2016年2月15日創刊された「ノベルゼロ」レーベルの第一弾。大人向けのライトノベルということで興味を持ってラインナップを眺め、とりあえず見知った作家の作品から読み始めた。

杉井光では、電撃文庫の『神様のメモ帳』が私は大好きである。ともかく暗い。そして重い。飄々としていながらも、ずるずると足を引きずって歩くような感覚がどこまでも付きまとってくる良い作品である。

では、本作はどうか。

タイトルかもわかるように、本書には本と書店が登場する。主人公は書店の冴えない店長なのだが、おおっぴらにしにくい過去を持っている。「元トラブルシューター」という過去だ。カタカナでかっこよく書いてみたものの、要するに厄介ごとを片付ける荒くれ者である。

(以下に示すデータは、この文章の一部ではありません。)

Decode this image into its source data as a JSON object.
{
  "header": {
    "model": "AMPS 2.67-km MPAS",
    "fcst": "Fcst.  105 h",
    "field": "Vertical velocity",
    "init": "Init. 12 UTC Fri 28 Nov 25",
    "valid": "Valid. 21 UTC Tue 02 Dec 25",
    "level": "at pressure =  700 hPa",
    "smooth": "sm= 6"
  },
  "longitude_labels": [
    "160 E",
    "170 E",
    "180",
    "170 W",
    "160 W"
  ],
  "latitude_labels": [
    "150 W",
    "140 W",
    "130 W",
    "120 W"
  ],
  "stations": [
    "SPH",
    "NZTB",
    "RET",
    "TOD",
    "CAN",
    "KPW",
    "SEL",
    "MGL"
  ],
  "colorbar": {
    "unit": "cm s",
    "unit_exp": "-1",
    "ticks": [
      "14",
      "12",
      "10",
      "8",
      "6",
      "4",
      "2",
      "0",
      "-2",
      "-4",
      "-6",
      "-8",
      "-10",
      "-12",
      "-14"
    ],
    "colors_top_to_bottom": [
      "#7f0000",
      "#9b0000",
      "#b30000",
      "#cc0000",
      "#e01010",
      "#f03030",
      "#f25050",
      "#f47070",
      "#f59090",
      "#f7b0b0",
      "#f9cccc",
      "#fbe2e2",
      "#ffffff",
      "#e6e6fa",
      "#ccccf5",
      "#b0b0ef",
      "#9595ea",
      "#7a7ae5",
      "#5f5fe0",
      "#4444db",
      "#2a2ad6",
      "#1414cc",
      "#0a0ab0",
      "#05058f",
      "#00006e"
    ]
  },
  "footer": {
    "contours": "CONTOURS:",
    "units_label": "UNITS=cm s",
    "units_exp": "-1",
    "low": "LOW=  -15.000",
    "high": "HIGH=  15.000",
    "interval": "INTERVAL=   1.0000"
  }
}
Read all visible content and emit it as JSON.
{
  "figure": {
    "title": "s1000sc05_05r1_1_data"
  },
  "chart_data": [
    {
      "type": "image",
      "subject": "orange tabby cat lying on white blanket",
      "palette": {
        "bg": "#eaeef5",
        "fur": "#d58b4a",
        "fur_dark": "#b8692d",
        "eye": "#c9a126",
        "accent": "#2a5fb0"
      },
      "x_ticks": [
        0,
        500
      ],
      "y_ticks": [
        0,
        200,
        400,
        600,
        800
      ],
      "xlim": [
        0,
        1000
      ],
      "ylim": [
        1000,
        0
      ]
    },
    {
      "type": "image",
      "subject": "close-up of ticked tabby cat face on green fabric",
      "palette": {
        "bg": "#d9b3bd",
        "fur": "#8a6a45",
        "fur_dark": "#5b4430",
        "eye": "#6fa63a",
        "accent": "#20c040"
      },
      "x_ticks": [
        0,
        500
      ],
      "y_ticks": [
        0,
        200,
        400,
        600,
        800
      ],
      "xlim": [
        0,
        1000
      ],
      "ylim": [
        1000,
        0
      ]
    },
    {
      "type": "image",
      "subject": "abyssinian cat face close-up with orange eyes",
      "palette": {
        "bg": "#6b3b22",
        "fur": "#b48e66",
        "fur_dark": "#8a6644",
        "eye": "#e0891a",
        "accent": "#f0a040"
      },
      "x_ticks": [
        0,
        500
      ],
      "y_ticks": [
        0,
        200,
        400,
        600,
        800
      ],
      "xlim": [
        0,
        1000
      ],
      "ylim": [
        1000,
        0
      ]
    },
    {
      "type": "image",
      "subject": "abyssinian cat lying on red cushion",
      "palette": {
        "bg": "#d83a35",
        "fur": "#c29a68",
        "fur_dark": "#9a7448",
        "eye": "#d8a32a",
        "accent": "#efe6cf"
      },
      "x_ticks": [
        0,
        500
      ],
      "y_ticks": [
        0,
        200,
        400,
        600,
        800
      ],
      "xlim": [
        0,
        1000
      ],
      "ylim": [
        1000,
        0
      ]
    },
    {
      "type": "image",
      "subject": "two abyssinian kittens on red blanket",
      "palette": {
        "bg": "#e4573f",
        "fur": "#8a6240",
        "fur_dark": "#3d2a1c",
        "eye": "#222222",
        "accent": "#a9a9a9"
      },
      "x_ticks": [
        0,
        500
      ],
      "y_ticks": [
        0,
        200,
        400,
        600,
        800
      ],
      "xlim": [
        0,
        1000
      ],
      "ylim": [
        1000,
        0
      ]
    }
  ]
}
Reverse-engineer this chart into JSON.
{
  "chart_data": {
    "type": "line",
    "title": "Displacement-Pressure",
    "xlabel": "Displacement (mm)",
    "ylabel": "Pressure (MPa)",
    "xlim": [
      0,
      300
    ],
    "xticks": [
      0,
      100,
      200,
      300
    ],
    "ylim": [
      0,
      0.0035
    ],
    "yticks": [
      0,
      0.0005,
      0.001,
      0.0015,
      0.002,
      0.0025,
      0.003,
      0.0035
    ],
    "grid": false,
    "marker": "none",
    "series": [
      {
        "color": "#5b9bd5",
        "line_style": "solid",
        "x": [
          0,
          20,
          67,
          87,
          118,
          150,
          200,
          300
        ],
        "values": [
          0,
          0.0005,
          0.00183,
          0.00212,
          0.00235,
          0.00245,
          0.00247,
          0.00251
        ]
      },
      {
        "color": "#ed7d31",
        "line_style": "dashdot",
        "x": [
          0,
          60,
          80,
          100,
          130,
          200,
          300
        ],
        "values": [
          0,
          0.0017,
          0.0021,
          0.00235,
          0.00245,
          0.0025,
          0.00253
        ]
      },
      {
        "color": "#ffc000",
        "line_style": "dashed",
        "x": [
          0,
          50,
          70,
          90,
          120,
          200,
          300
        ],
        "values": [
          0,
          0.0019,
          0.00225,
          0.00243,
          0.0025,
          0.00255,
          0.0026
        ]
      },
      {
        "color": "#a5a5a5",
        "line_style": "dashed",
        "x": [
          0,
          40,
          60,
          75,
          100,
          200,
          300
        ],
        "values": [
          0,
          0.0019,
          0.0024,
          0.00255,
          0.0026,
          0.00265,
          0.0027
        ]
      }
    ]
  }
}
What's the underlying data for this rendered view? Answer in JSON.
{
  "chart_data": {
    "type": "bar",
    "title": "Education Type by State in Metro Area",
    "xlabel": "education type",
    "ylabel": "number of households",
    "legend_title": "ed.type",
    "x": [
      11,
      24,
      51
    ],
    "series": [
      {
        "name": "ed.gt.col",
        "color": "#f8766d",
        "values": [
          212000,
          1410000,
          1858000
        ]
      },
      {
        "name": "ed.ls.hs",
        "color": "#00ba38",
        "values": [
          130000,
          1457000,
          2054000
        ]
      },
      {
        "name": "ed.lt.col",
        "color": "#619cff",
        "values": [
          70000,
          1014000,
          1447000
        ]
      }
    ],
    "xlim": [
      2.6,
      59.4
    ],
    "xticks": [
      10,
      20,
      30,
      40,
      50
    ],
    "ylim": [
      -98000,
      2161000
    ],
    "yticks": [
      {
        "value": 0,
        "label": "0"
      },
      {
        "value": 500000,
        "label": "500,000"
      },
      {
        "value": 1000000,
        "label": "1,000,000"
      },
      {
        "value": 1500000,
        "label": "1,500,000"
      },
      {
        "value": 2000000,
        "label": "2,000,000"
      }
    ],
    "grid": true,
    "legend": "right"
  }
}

そんな過去からきっぱり足を洗って、毎日忙しい書店の店長業務をこなす主人公に……というのが話の始まりである。

まず読んでいて、全体的に安心感がある。筋運びも心地よいし、ときどき顔を覗かせる本の話もきっと読書好きの心を惹きつけるだろう。ただ、ボリュームの問題もあるのか、キャラクターの立ち方が弱い。主人公とヒロインっぽいキャラは良いのだが、その周辺はややぼんやりしている。過去の描写がもう少しあれば、印象は違ってきただろうか。

ただし、これは一つの転換と言えるのかもしれない。つまりこれまでのライトノベルはキャラクター小説だったわけで、ある意味でキャラが全てであった。でも、本書はそこがトーンダウンしていても物語としてはきちんと成立している。おそらくそれは読み切りだから、という部分もあるのだろう。シリーズ物であれば、もう少し個々のキャラクターを濃く描く必要が出てくるに違いない。

が、それはそれとして、本書は最初から最後までちゃんと面白い話である。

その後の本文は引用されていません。